Frente a tal evidencia, la idea de Bartolomé de las Casas respecto de que “la humanidad es una” tiene pleno sentido porque, genéticamente hablando, todos somos de algún modo parientes lejanos de aquellos súper-vivientes del paleolítico y, por lo tanto, parientes cercanos de cada uno de los habitantes del planeta.
Desde esta perspectiva, toda guerra o conflicto ha constituido un acto fratricida, porque cada homicidio, cada agresión, cada ultraje y, en general, en cada acto cometido, los perpetradores han tenido como víctimas a sus propios parientes, pues genética y éticamente forman parte de la gran familia que desciende de una misma y única rama común de la humanidad.
Llegar a la construcción de este conocimiento nos ha tomado milenios de desarrollo histórico, pero que en el tiempo de la historia universal sólo forma parte de los últimos segundos de la existencia originada en la gran explosión (“big bang”), a partir de la cual surgió todo lo que hoy conocemos, hace aproximadamente 13 mil 500 millones de años.
El gran astrofísico Carl Sagan sostuvo alguna vez que el universo es todo lo que ha sido, todo lo que es y todo lo que alguna vez será. Ya San Agustín, con una aguda profundidad de pensamiento, lo había reflexionado siglos atrás: “en el principio nada existía, ni el tiempo ni el espacio eran”.
Pensar desde la ciencia contemporánea y comprender las implicaciones de la física de partículas, a la par de la astrofísica, a la luz de la antropología, la historia, la filosofía, la sociología, la psicología y, en general, desde la inter y la transdiciplinariedad, debería llevarnos a una nueva etapa, a un nuevo umbral evolutivo en términos de conciencia y de capacidad civilizatoria.

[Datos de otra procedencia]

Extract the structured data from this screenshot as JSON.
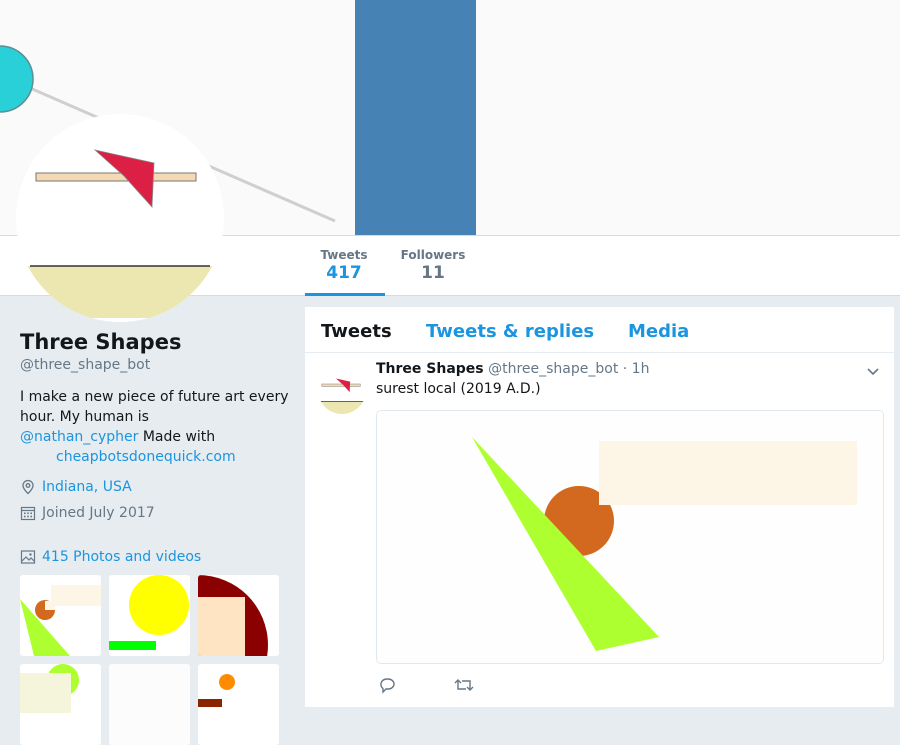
{
  "stats": {
    "tweets_label": "Tweets",
    "tweets_value": "417",
    "followers_label": "Followers",
    "followers_value": "11"
  },
  "profile": {
    "name": "Three Shapes",
    "handle": "@three_shape_bot",
    "bio_text": "I make a new piece of future art every hour. My human is",
    "bio_mention": "@nathan_cypher",
    "bio_made_with": "Made with",
    "bio_link": "cheapbotsdonequick.com",
    "location": "Indiana, USA",
    "joined": "Joined July 2017",
    "photos_label": "415 Photos and videos"
  },
  "timeline": {
    "tabs": [
      "Tweets",
      "Tweets & replies",
      "Media"
    ],
    "tweet": {
      "author": "Three Shapes",
      "handle": "@three_shape_bot",
      "time": "· 1h",
      "text": "surest local (2019 A.D.)"
    }
  },
  "icons": {
    "location": "location-pin-icon",
    "calendar": "calendar-icon",
    "photos": "image-icon",
    "reply": "reply-icon",
    "retweet": "retweet-icon",
    "caret": "chevron-down-icon"
  },
  "colors": {
    "accent": "#1b95e0",
    "banner_rect": "#4682b4",
    "banner_circle": "#2ad0d8"
  }
}
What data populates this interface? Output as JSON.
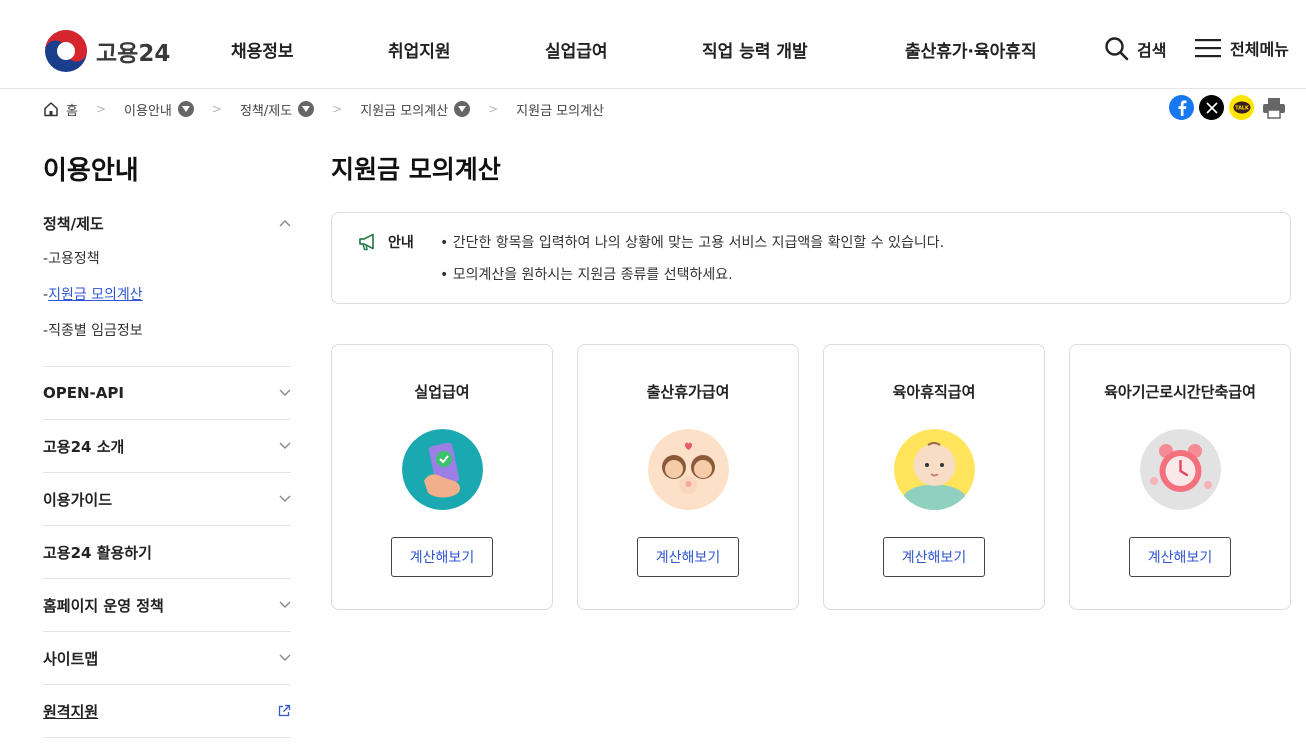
{
  "header": {
    "logo_text": "고용24",
    "nav": [
      "채용정보",
      "취업지원",
      "실업급여",
      "직업 능력 개발",
      "출산휴가·육아휴직"
    ],
    "search_label": "검색",
    "menu_label": "전체메뉴"
  },
  "breadcrumb": {
    "home": "홈",
    "items": [
      "이용안내",
      "정책/제도",
      "지원금 모의계산"
    ],
    "current": "지원금 모의계산"
  },
  "share": {
    "icons": [
      "facebook-icon",
      "x-icon",
      "kakaotalk-icon",
      "print-icon"
    ],
    "talk_text": "TALK"
  },
  "sidebar": {
    "title": "이용안내",
    "groups": [
      {
        "label": "정책/제도",
        "open": true,
        "children": [
          "고용정책",
          "지원금 모의계산",
          "직종별 임금정보"
        ]
      },
      {
        "label": "OPEN-API"
      },
      {
        "label": "고용24 소개"
      },
      {
        "label": "이용가이드"
      },
      {
        "label": "고용24 활용하기"
      },
      {
        "label": "홈페이지 운영 정책"
      },
      {
        "label": "사이트맵"
      },
      {
        "label": "원격지원"
      }
    ],
    "sub_prefix": "-"
  },
  "main": {
    "title": "지원금 모의계산",
    "notice": {
      "label": "안내",
      "lines": [
        "• 간단한 항목을 입력하여 나의 상황에 맞는 고용 서비스 지급액을 확인할 수 있습니다.",
        "• 모의계산을 원하시는 지원금 종류를 선택하세요."
      ]
    },
    "cards": [
      {
        "title": "실업급여",
        "button": "계산해보기"
      },
      {
        "title": "출산휴가급여",
        "button": "계산해보기"
      },
      {
        "title": "육아휴직급여",
        "button": "계산해보기"
      },
      {
        "title": "육아기근로시간단축급여",
        "button": "계산해보기"
      }
    ]
  },
  "colors": {
    "link_blue": "#3056d3",
    "facebook": "#1877f2",
    "kakao": "#fee500"
  }
}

Frente a todo esto, la tragedia migratoria que hoy se vive en todo el mundo constituye uno de los episodios más bizarros, pero también más infames de la historia reciente.
Hace 70 mil años comenzó una gigantesca diáspora que llevó a los pocos miles de súper-vivientes del paleolítico a cada una de las cuatro grandes regiones del orbe: Afro-Eurasia, América, Australasia y el Pacífico, las cuales se mantuvieron relativamente aisladas entre sí, siendo hasta apenas hace apenas mil años cuando comenzó una potente interacción y nuevo contacto -casi siempre depredador, violento e invasivo-, entre las distintas civilizaciones que fueron construyéndose.
Por todo ello, hoy que el mundo está efectivamente interconectado, deberíamos ser capaces de construir un proyecto civilizatorio mundial, reconciliatorio de la familia humana.
Es altamente probable que Donald Trump y otros de los considerados líderes mundiales sepan poco de esta historia, por lo que es indispensable que alguien les explique, y muy pronto, el carácter bizarro de sus posiciones: porque el racismo, la xenofobia y otras formas aberrantes de intolerancia son, científica y culturalmente una contradicción en el más amplio sentido del término.
En definitiva, a Donald Trump, y a muchos otros más, le urge voltear hacia el paleolítico.